Have you learned any life lessons?
I like big butts and I cannot lie.
i should write a book entitled 'the joys of being sexually objectified'
you screamed 'he won't go on a date with me, but he gave me a free junior chicken'
well imagine, me dating the manager equals free junior chickens for everyone
Why hello there Olivia! How are you today on this fine and most wonderful morning full of magic and adventure and awesomeness?
Someone just got laid.
Restaurants Roasting People Who Gave Them Negative Yelp Reviews (25 Pics)
Do you think if you have sex with a girl twin, her twin brother feels it to? Woke up at her house and they both have a look of disappointment on their faces.
How do you feel?
Like the devil himself shit me out, baked me into a pie, ate the pie, and shit me out again.
Confession: Sometimes I wear my stolen scrubs to the corner store because people will think I'm a doctor and not just a girl too lazy to change out of her pajamas.
his version of basketball was throwing hot sauce packets down my cleavage at taco bell at 2 am with his buddy.the cashier kept score
Yep I can make a seagull sound. It's identical. I tried it. They thought I was talking to them. It's pretty cool.

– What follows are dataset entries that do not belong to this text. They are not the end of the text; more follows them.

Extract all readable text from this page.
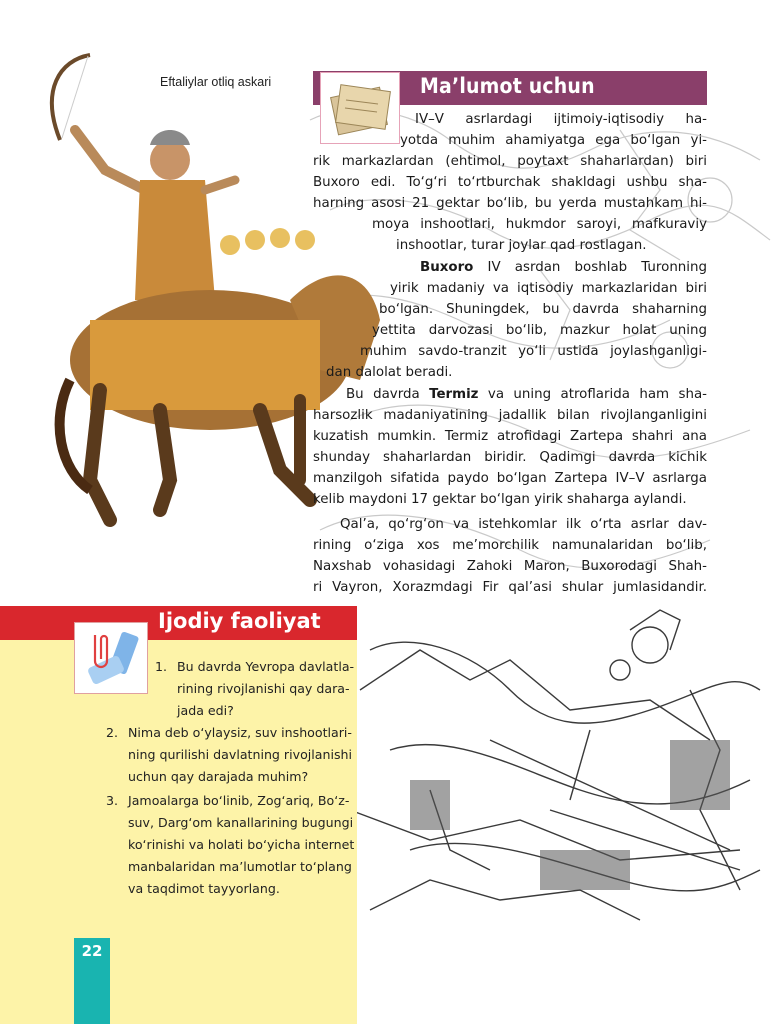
Eftaliylar otliq askari	Ma’lumot uchun
IV–V asrlardagi ijtimoiy-iqtisodiy ha-
yotda muhim ahamiyatga ega bo‘lgan yi-
rik markazlardan (ehtimol, poytaxt shaharlardan) biri
Buxoro edi. To‘g‘ri to‘rtburchak shakldagi ushbu sha-
harning asosi 21 gektar bo‘lib, bu yerda mustahkam hi-
moya inshootlari, hukmdor saroyi, mafkuraviy
inshootlar, turar joylar qad rostlagan.
Buxoro IV asrdan boshlab Turonning
yirik madaniy va iqtisodiy markazlaridan biri
bo‘lgan. Shuningdek, bu davrda shaharning
yettita darvozasi bo‘lib, mazkur holat uning
muhim savdo-tranzit yo‘li ustida joylashganligi-
dan dalolat beradi.
Bu davrda Termiz va uning atroflarida ham sha-
harsozlik madaniyatining jadallik bilan rivojlanganligini
kuzatish mumkin. Termiz atrofidagi Zartepa shahri ana
shunday shaharlardan biridir. Qadimgi davrda kichik
manzilgoh sifatida paydo bo‘lgan Zartepa IV–V asrlarga
kelib maydoni 17 gektar bo‘lgan yirik shaharga aylandi.
Qal’a, qo‘rg‘on va istehkomlar ilk o‘rta asrlar dav-
rining o‘ziga xos me’morchilik namunalaridan bo‘lib,
Naxshab vohasidagi Zahoki Maron, Buxorodagi Shah-
ri Vayron, Xorazmdagi Fir qal’asi shular jumlasidandir.
Ijodiy faoliyat
1. Bu davrda Yevropa davlatla-
rining rivojlanishi qay dara-
jada edi?
2. Nima deb o‘ylaysiz, suv inshootlari-
ning qurilishi davlatning rivojlanishi
uchun qay darajada muhim?
3. Jamoalarga bo‘linib, Zog‘ariq, Bo‘z-
suv, Darg‘om kanallarining bugungi
ko‘rinishi va holati bo‘yicha internet
manbalaridan ma’lumotlar to‘plang
va taqdimot tayyorlang.
22
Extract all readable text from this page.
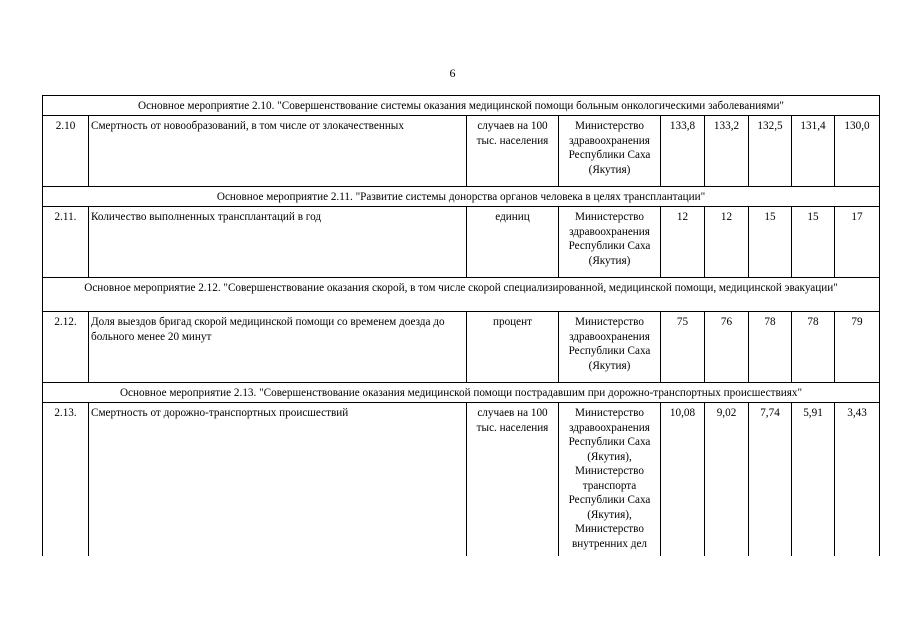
6
Основное мероприятие 2.10. "Совершенствование системы оказания медицинской помощи больным онкологическими заболеваниями"								
2.10	Смертность от новообразований, в том числе от злокачественных	случаев на 100 тыс. населения	Министерство здравоохранения Республики Саха (Якутия)	133,8	133,2	132,5	131,4	130,0
Основное мероприятие 2.11. "Развитие системы донорства органов человека в целях трансплантации"								
2.11.	Количество выполненных трансплантаций в год	единиц	Министерство здравоохранения Республики Саха (Якутия)	12	12	15	15	17
Основное мероприятие 2.12. "Совершенствование оказания скорой, в том числе скорой специализированной, медицинской помощи, медицинской эвакуации"								
2.12.	Доля выездов бригад скорой медицинской помощи со временем доезда до больного менее 20 минут	процент	Министерство здравоохранения Республики Саха (Якутия)	75	76	78	78	79
Основное мероприятие 2.13. "Совершенствование оказания медицинской помощи пострадавшим при дорожно-транспортных происшествиях"								
2.13.	Смертность от дорожно-транспортных происшествий	случаев на 100 тыс. населения	Министерство здравоохранения Республики Саха (Якутия), Министерство транспорта Республики Саха (Якутия), Министерство внутренних дел	10,08	9,02	7,74	5,91	3,43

Woman Posts Harassing DMs From Creep Online, Now He’s Upset Because People Told His Mom
everything in the house taste like gin even the water, friday nite was a success
"I made out with someone too, but then he tried to fuck and I played dead"
We found you in the bathroom at 1AM throwing money into the toilet making wishes. That drunk.
.... Seriously?
There are flour footprints all over the house. Either u guys are trying to pull that Paranormal Activity shit on me again, or u got drunk and tried to make pancakes.
Sometimes, it’s important to take a moment and kinkshame yourself.
It is NEVER not funny to me when I am sitting at a table and I've touched the dicks of every single person I'm sitting with.